2: Trisomy 21 (Down Syndrome) Karyotype. A karyotype is a picture of a cell’s chromosomes. Note the extra chromosome 21.
Which type of chromosomal mutation causes Klinefelter syndrome quizlet?
If an egg cell with an extra X chromosome (XX) is fertilized by a sperm cell with one Y chromosome, the resulting child will have Klinefelter syndrome.
Which type of chromosomal mutation causes Klinefelter syndrome Nondisjunction?
Klinefelter’s syndrome, XXY males, can occur due to nondisjunction of X chromosomes during prophase of meiosis I in females. One of the eggs from such a meiosis could receive both X chromosomes, and the other would receive no X chromosomes.
Which is a frameshift mutation?
A frameshift mutation is a type of mutation involving the insertion or deletion of a nucleotide in which the number of deleted base pairs is not divisible by three.

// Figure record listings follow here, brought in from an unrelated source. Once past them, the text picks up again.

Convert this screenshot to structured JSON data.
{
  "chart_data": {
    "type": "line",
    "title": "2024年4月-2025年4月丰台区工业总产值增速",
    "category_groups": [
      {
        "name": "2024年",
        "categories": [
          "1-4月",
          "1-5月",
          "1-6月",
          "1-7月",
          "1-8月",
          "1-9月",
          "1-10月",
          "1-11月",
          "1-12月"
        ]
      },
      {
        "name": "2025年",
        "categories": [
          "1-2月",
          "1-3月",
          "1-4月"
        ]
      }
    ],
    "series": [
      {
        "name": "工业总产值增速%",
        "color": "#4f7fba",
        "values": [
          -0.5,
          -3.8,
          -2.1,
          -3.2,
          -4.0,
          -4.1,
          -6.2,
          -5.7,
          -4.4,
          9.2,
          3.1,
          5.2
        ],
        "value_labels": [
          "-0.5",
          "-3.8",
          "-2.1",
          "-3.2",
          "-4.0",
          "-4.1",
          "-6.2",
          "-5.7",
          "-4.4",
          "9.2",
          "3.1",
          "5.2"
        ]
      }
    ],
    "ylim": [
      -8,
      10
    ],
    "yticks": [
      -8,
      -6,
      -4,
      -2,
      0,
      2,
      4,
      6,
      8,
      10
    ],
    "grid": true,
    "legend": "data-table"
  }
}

How does translocation cause Down syndrome?
Translocation Down syndrome happens when an extra copy of chromosome 21 is attached to another chromosome. This is then present in all cells of the body. Chromosomes contain all of the genetic information that tells our body how to grow and function.
What causes Klinefelter syndrome meiosis?
In 1959, Klinefelter syndrome was found to be caused by a supernumerary X chromosome in a male. The 47,XXY karyotype of Klinefelter syndrome spontaneously arises when paired X chromosomes fail to separate (nondisjunction in stage I or II of meiosis, during oogenesis or spermatogenesis).
Which is an agent that causes a mutation in DNA or chromosomes?
A mutagen is defined as an agent that causes irreversible and heritable changes (mutations) in the cellular genetic material, deoxyribonucleic acid (DNA).
Which of the following is an example of a Klinefelter syndrome?
Males who have Klinefelter syndrome may have the following symptoms: small, firm testes, a small penis, sparse pubic, armpit and facial hair, enlarged breasts (called gynecomastia), tall stature, and abnormal body proportions (long legs, short trunk).
What type of mutation is Klinefelter syndrome?
Klinefelter syndrome can be caused by: One extra copy of the X chromosome in each cell (XXY), the most common cause. An extra X chromosome in some of the cells (mosaic Klinefelter syndrome), with fewer symptoms. More than one extra copy of the X chromosome, which is rare and results in a severe form.
What causes Down syndrome?
About 95 percent of the time, Down syndrome is caused by trisomy 21 — the person has three copies of chromosome 21, instead of the usual two copies, in all cells. This is caused by abnormal cell division during the development of the sperm cell or the egg cell.
What is Down syndrome chromosome?
Typically, a baby is born with 46 chromosomes. Babies with Down syndrome have an extra copy of one of these chromosomes, chromosome 21. A medical term for having an extra copy of a chromosome is ‘trisomy. ‘ Down syndrome is also referred to as Trisomy 21.
Is Down Syndrome a chromosomal mutation?
Down syndrome is a genetic disease resulting from a chromosomal abnormality. An individual with Down syndrome inherits all or part of an extra copy of Chromosome 21.
What are 5 types of chromosomal mutations?
- Non-Disjunction and Down’s Syndrome.
- Inversion of Genes.
- Translocation of Genes.
What causes chromosomal mutation?
Chromosome structure mutations are alterations that affect whole chromosomes and whole genes rather than just individual nucleotides. These mutations result from errors in cell division that cause a section of a chromosome to break off, be duplicated or move onto another chromosome.